Il sindaco Flavio Stasi e l’assessore al ramo Donatella Novellis a confronto col mondo della scuola
CORIGLIANO ROSSANO – Ci sarà una programmazione quinquennale degli interventi in materia di edilizia scolastica. Si penserà a lungo termine. Ad annunciarlo é Flavio Stasi al termine dell’incontro tenuto con tutti i dirigenti e responsabili degli istituti scolastici di ogni ordine e grado invitati dall’assessore alla città della cultura e della solidarietà Donatella Novellis. Alla riunione, ospitata nei giorni scorsi, nella sala giunta del Palazzo Municipale dell’area territoriale di Corigliano, hanno partecipato anche i dirigenti comunali Tina De Rosis (pubblica istruzione) e Francesco Amica (manutenzione)
“Condivideremo con tutto il mondo della Scuola le nostre responsabilità per avviare la ricostruzione del settore. Che sarà messa in campo non con i primi interventi ad hoc e quasi tutti d’emergenza che comunque stiamo già mettendo in campo, ma con una programmazione di interventi strutturali che inizia oggi e che interesserà l’edilizia scolastica almeno per i prossimi cinque anni. In questa direzione, nella consapevolezza innegabile che è la città intera a ritrovarsi in una situazione oggettivamente difficile, il nostro impegno sarà quello di individuare, condividere e mettere in atto le migliori soluzioni possibili per l’intera comunità educante”.
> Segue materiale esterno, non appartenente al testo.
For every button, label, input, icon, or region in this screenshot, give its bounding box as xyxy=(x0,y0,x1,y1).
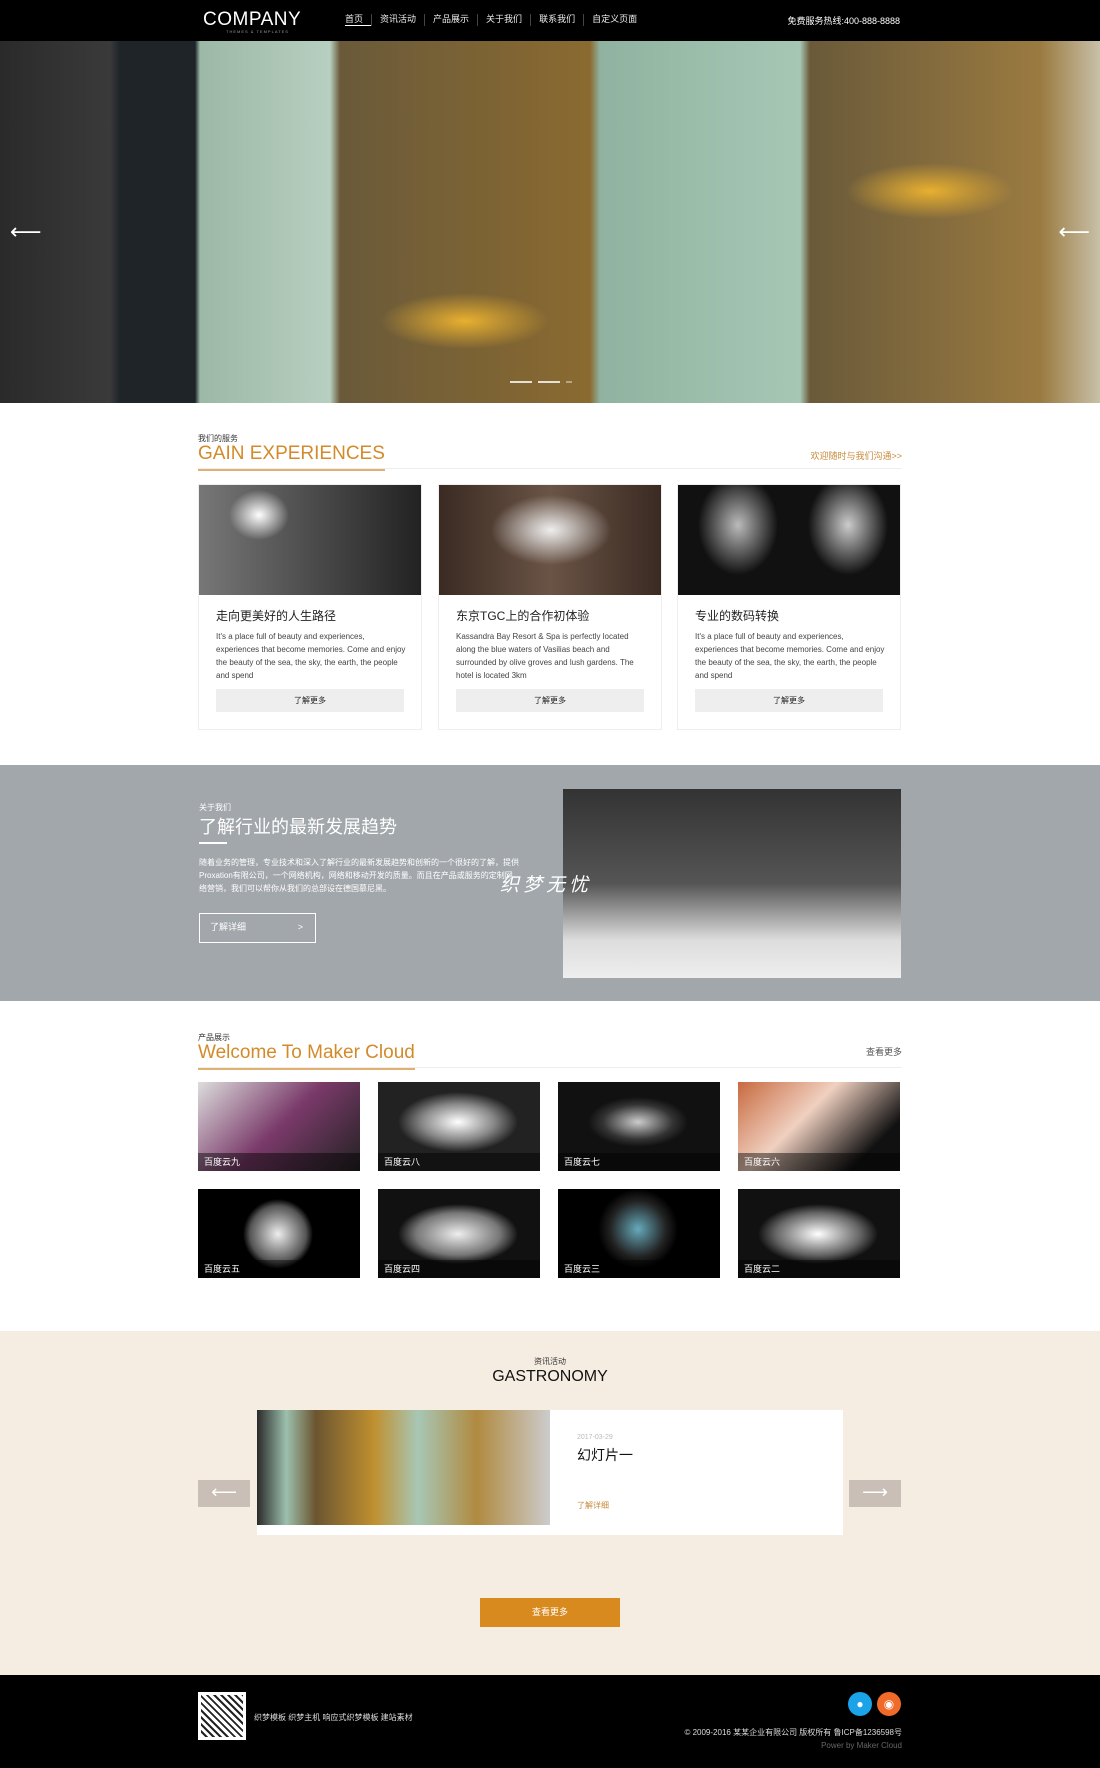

Il Sindaco ha poi evidenziato il clima propositivo cui si é svolto l’incontro. “Voi dirigenti siete un po’ come i sindaci della Scuola ed è quindi fisiologico e comprensibile che diventiate, proprio come sono i sindaci, destinatari obbligati e riferimenti di e per qualsiasi richiesta ed emergenza. Oggi, tuttavia, ho sentito parlare di Scuola con la S maiuscola, di contenuti, di didattica, di messaggi e di voglia di non accontentarsi, ad esempio, della fotografia impietosa degli studenti meridionali, emersa nei giorni scorsi a seguito dei risultati dei test Invalsi. L’Amministrazione Comunale – ha aggiunto – sarà al vostro fianco anche su questa sfida che è pedagogica, civica e culturale. Massima attenzione e sinergia sulla questione della sicurezza e sulla riqualificazione dell’edilizia scolastica – ha continuato il Primo Cittadino – senza però commettere l’errore di considerare i comuni come semplici esecutori statali. Dobbiamo promuovere, anche con l’aiuto della Scuola, una diversa cultura della sicurezza scolastica chiamando in causa tutti i soggetti che hanno delle competenze, a partire ad esempio dalle forze dell’ordine”.
Toccata anche la questione degli assistenti fisici, “ricordando il proprio impegno precedente a tutela dei diritti, del servizio e dei posti di lavoro al centro della vertenza, il Sindaco” si legge nella nota stampa “ha confermato che analogo impegno ed attenzione istituzionali saranno destinati sulla vicenda con l’obiettivo di trovare e garantire, nella massima trasparenza, le migliori formule e soluzioni in termini di omogeneità territoriale del servizio e di aderenza normativa”.